Ähnliche Feldversuche mit Pilzen sind seit 1998 bereits in Usbekistan gegen Schlafmohn
und in Florida gegen Cannabis durchgeführt worden. Sie stiessen auf grosse Bedenken.
David Struhs, der Sekretär für Umweltschutz des Teilstaates Florida, schrieb 1999 in der
«New York Times»: «Genmutationen sind der am meisten besorgniserregende Faktor bei
dem Versuch, Fusarium-Arten als Bioherbizid einzusetzen. Es ist schwierig, wenn nicht
unmöglich, die Ausbreitung von Fusarium-Arten zu kontrollieren. Die veränderten Pilze
können bei vielen Pflanzen Krankheiten hervorrufen, unter anderem bei Tomaten, Paprika,
Blumen, Getreide und Trauben, und sie werden von Bauern und Bäuerinnen normalerweise
als Gefahr und nicht als Pestizid angesehen. Fusarium-Arten sind in warmen Böden aktiver
und können für Jahre im Boden verbleiben.»
Wissenschaftliche Vorbehalte
An einem Treffen in der kolumbianischen Nationaluniversität in Bogotá Mitte März haben
verschiedene Wissenschafter ihre Bedenken gegenüber dem geplanten Projekt geäussert.

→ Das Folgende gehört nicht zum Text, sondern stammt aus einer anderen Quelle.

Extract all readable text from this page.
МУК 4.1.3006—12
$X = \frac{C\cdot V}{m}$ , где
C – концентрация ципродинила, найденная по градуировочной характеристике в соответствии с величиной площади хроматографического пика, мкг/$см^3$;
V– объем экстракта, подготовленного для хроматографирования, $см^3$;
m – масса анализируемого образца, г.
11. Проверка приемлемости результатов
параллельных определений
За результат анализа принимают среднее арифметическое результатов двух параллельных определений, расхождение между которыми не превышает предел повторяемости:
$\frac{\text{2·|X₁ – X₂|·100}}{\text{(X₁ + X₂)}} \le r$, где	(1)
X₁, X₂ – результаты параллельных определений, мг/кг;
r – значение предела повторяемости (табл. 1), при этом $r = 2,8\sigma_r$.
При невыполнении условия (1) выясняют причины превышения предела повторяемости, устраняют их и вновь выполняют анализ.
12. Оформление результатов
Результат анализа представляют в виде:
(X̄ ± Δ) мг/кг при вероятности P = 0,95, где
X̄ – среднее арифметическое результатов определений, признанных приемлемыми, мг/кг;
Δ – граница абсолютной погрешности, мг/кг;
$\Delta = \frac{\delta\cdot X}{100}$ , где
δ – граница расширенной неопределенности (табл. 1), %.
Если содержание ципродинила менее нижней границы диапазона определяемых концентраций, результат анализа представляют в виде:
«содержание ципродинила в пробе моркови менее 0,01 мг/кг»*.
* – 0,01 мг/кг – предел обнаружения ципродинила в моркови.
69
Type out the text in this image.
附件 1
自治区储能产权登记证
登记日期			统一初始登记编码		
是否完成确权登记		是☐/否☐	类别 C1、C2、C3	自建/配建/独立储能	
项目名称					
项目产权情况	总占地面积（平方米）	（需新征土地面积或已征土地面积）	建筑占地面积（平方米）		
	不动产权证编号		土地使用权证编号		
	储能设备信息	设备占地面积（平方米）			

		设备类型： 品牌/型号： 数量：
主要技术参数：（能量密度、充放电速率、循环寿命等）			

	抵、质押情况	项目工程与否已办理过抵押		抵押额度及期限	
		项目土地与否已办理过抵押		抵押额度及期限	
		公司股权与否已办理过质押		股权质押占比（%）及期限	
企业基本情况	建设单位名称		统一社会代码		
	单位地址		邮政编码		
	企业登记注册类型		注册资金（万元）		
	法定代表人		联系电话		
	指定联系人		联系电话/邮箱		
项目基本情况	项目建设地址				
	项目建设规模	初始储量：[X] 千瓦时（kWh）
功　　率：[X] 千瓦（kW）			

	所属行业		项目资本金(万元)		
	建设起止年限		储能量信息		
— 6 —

Tomás León vom kolumbianischen Institut für Umweltstudien wies darauf hin, dass sich ein
Mikroorganismus in der Natur anders verhalten könne als im Labor. Die Tatsache, dass der
Feldversuch mit einer genveränderten Art des Fusarium-Pilzes durchgeführt werden soll,
stösst unter den Wissenschaftern auf grosse Vorbehalte. Über die möglichen Gefahren
einer breiten Ausbringung von genmanipulierten Organismen in ein Ökosystem wie den
Amazonasregenwald ist kaum etwas bekannt. Ebensowenig weiss man über die Folgen für
Mensch und Tier.
Alfredo Londońo, Professor der landwirtschaftlichen Fakultät der Nationaluniversität, ging
einen Schritt weiter. Er kritisierte die Drogenkontrollstrategie grundlegend und zeigte auf,
dass das Drogenproblem in Kolumbien weder mit chemischen noch mit biologischen Mitteln
in den Griff zu bekommen sei. Die illegalen Anpflanzungen sind für ihn Ausdruck des
historisch ungelösten Landkonflikts in Kolumbien. Eine internationale Koalition von
Nichtregierungsorganisationen schlägt in die gleiche Kerbe und fordert «im Namen des
gesunden Menschenverstandes», dass der chemische und biologische Krieg gegen Drogen
zu stoppen sei. Anstelle von erfolglosen und kontraproduktiven Repressionsstrategien wird
vorgeschlagen, das Drogenproblem mit sozialen und wirtschaftlichen Massnahmen
anzugehen. «Würde täglich eine Million Dollar in solche Programme investiert anstatt in den
Drogenkrieg, könnte das Problem nachhaltig angegangen werden», meinte kürzlich ein
Vertreter der Koalition.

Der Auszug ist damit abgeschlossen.